In response to last week's traditional wedding of President Jacob Zuma to his fifth wife, Thobeka Madiba, Christian Democratic Party leader Rev. Theunis Botha drew a comparison between traditional African "ancestral worship" and European "colonialism." It is ancestral worship "and not colonialism as some people believed", the Mail & Guardian reports, that Botha blames for keeping Africa "the continent in superstition and poverty." While many black African Christians--perhaps especially those of Pentecostal and Charismatic orientation--would not disagree with their white brother's indictment of ancestral worship, it is unacceptable that colonialism should receive such an easy absolution. On the contrary, it is precisely factors inherent to colonialism, and in the South African context also apartheid, which have further entrenched the ancestral worship Botha abhors.

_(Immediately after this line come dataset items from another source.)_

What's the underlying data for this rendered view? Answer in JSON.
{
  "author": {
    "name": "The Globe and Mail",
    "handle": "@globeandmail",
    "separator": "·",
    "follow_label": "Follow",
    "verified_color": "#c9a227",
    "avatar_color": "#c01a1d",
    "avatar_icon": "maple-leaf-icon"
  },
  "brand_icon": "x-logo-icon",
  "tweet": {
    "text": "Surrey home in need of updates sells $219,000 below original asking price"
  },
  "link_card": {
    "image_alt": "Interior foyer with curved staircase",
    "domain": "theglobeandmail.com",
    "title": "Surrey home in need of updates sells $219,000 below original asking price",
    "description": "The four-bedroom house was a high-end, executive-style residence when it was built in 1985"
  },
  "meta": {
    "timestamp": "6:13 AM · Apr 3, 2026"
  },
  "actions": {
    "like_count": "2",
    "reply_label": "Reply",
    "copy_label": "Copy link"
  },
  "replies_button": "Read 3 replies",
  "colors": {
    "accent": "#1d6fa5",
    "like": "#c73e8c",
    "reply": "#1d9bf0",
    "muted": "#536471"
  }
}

It is now taken for granted in the best of Christian mission studies, for example, that western missionaries, infected with the secularism of their broader culture, were largely ill-equipped to preach a gospel which recognized and validated the needs of Africans to relate to the spirit-world. Consequently, rather than preaching the Christ "who became a life-giving Spirit" (1 Cor. 15:45) by virtue of his resurrection from the dead, colonial mission proceeded by seeking to discredit as "superstitious"--silly and irrational--Africans' sensitivity to the spirits; preaching was not so much for the Christ of the Bible as it was against the ancestors of African tradition. Faced thus with a gospel that did not accept their questions, many Africans stayed with the ancestors or, more commonly, sought to serve both Christ and the gods of culture--a contradiction in biblical perspective.

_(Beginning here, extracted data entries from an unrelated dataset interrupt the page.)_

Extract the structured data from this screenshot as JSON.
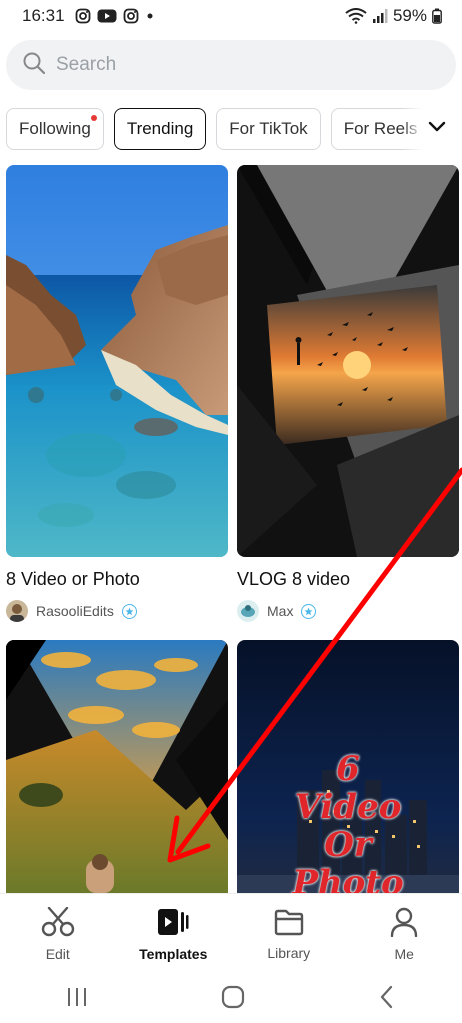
{
  "status": {
    "time": "16:31",
    "battery": "59%"
  },
  "search": {
    "placeholder": "Search"
  },
  "tabs": [
    {
      "label": "Following"
    },
    {
      "label": "Trending"
    },
    {
      "label": "For TikTok"
    },
    {
      "label": "For Reels"
    }
  ],
  "cards": [
    {
      "title": "8 Video or Photo",
      "author": "RasooliEdits"
    },
    {
      "title": "VLOG 8 video",
      "author": "Max"
    },
    {
      "title": "",
      "author": ""
    },
    {
      "title": "",
      "author": ""
    }
  ],
  "card4_overlay": {
    "line1": "6",
    "line2": "Video",
    "line3": "Or",
    "line4": "Photo"
  },
  "bottom_nav": [
    {
      "label": "Edit",
      "icon": "scissors-icon"
    },
    {
      "label": "Templates",
      "icon": "templates-icon",
      "active": true
    },
    {
      "label": "Library",
      "icon": "folder-icon"
    },
    {
      "label": "Me",
      "icon": "person-icon"
    }
  ],
  "colors": {
    "accent_red": "#e53935",
    "verified_blue": "#49b6e8",
    "annotation_arrow": "#ff0000"
  }
}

If the sin of colonial mission was more one of omission--the failure to apply the work of Christ to the daily spiritual realities of African life--then the sin of apartheid Christianity was one of commission--the exploitation of cultural differences for the purpose of separation between ethnic groups. As certain Afrikaner theologians at the mid-point of the last century were establishing an ideology of white supremacy in Christian vocabulary, the amaNazarites (perhaps the most well-known African Indigenous Church) were replacing Jesus in trinitarian-style creeds with their late founder, the Zulu prophet-healer Isaiah Shembe. Such a move demonstrated both a familiarity with creedal Christianity and a rejection of its central figure. For if Jesus was the Lord of whites who insisted upon their own superiority and the political system which guaranteed it as the design of God, then Shembe indeed might seem more quick to aid and worthy of devotion for those with whom he walked.
If, therefore, we cannot, as Rev. Botha does, separate ancestral worship from colonialism as the cause of Africa's problems, what shall be done? For starters, the beneficiaries of colonialism can repent, not in the debilitating guilt of inner turmoil nor with condescending gifts of charity, but in trying to understand the pain of their country's poor. In the process they'll hear a whole lot about the injustices of colonialism and ancestral tradition, and experience the compassion of Christ welling up from within.